Оля тоже не вышла защищать партию. Я частенько вспоминал тот разговор с Серёжей о том, что она – не боец. Как и тогда, могу повторить снова и снова – у неё много других хороших качеств, которые были всегда и не исчезли со временем. Я так и не знаю, нашла ли она то, моё письмо, которое я спрятал перед свадьбой в томик Мандельштама. Во всяком случае, когда у неё начались проблемы с Колькой, закончившиеся разводом, она не позвонила мне и не написала. А что бы изменилось, если бы и написала? Бросился бы я сразу ей на помощь? В чём заключалась бы эта помощь? Не смог же я помочь в своё время Лене Вахромеевой в трудную минуту. Охал, ахал, мучился, но сделать ничего не смог или не захотел. Не зря Шекспир сказал однажды, что все влюблённые обещают больше того, что могут, а не делают и того, что в их силах. Обидно, но мудро. Где теперь красавица Лена? Как сложилась её жизнь с тем удивительным парнем, который во время службы в Армии узнал о её измене, всё простил и признал чужого ребёнка? Я попытался узнать о её судьбе через однокурсников. Никто ничего не знал. На просторах Интернета я тоже о ней ничего не нашёл, как и о Сереже. Зато там, в Интернете, много фотографий Оли, её интервью, статьи про неё. Она теперь большой начальник, и это абсолютно правильно и справедливо. Оля снова вышла замуж и уже стала бабушкой. Любит вместе с мужем и внучками путешествовать по миру во время отпуска и выкладывать в социальных сетях фотографии.
Она почти совсем не изменилась. Никто не даёт ей её возраста, что совсем не удивительно. Возраст – это не строчка в паспорте, а состояние души. А с этим у Оли, как и раньше, полный порядок.
Вернуться в прошлое нельзя, оно живёт только в нашей памяти. Но и память нуждается в подпитке. Сколько раз я собирался в свой городок не случившейся любви, сколько раз рисовал себе картины встречи, но каждый раз что-то обязательно вставало на этом пути, словно невидимый шлагбаум закрывал мне дорогу туда.

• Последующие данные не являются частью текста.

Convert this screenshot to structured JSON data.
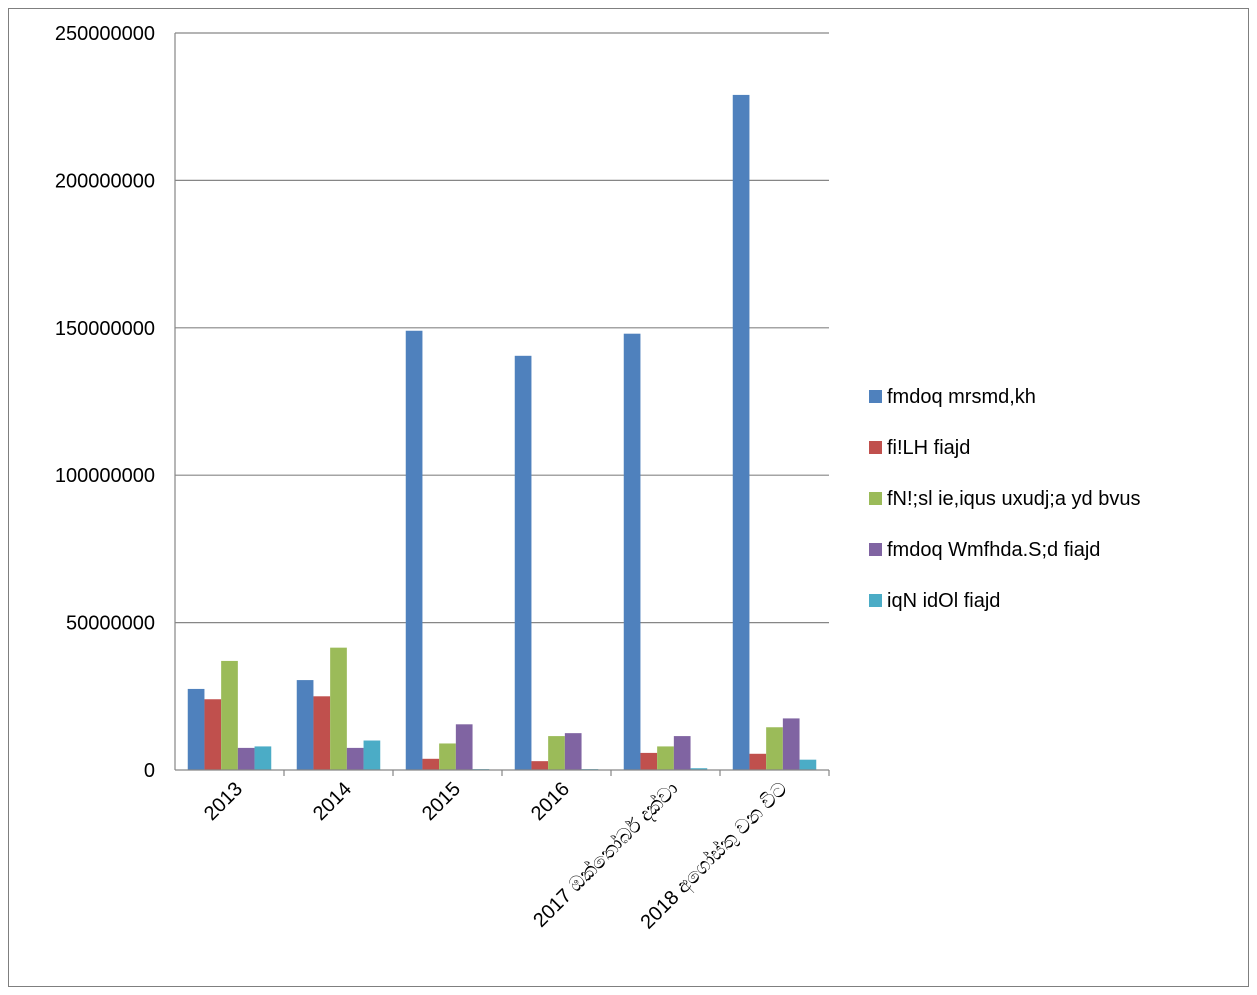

Но подобающий возраст тоже не вечен. Однажды наступает момент, когда понимаешь, что всё – сейчас или никогда. И я решился. Одел свой длинный светло-зелёный плащ, повесил на плечо кожаную сумку, подушился мужскими духами фабрики «Дзинтарс» и отправился в путь. Из окна моего вагона уже видна городская окраина.
Мысленно я представляю себе, как открываю деревянную калитку и слышу знакомый голос: «Заходите. Смотрите. Три комнаты, ёпте, чайник в любое время».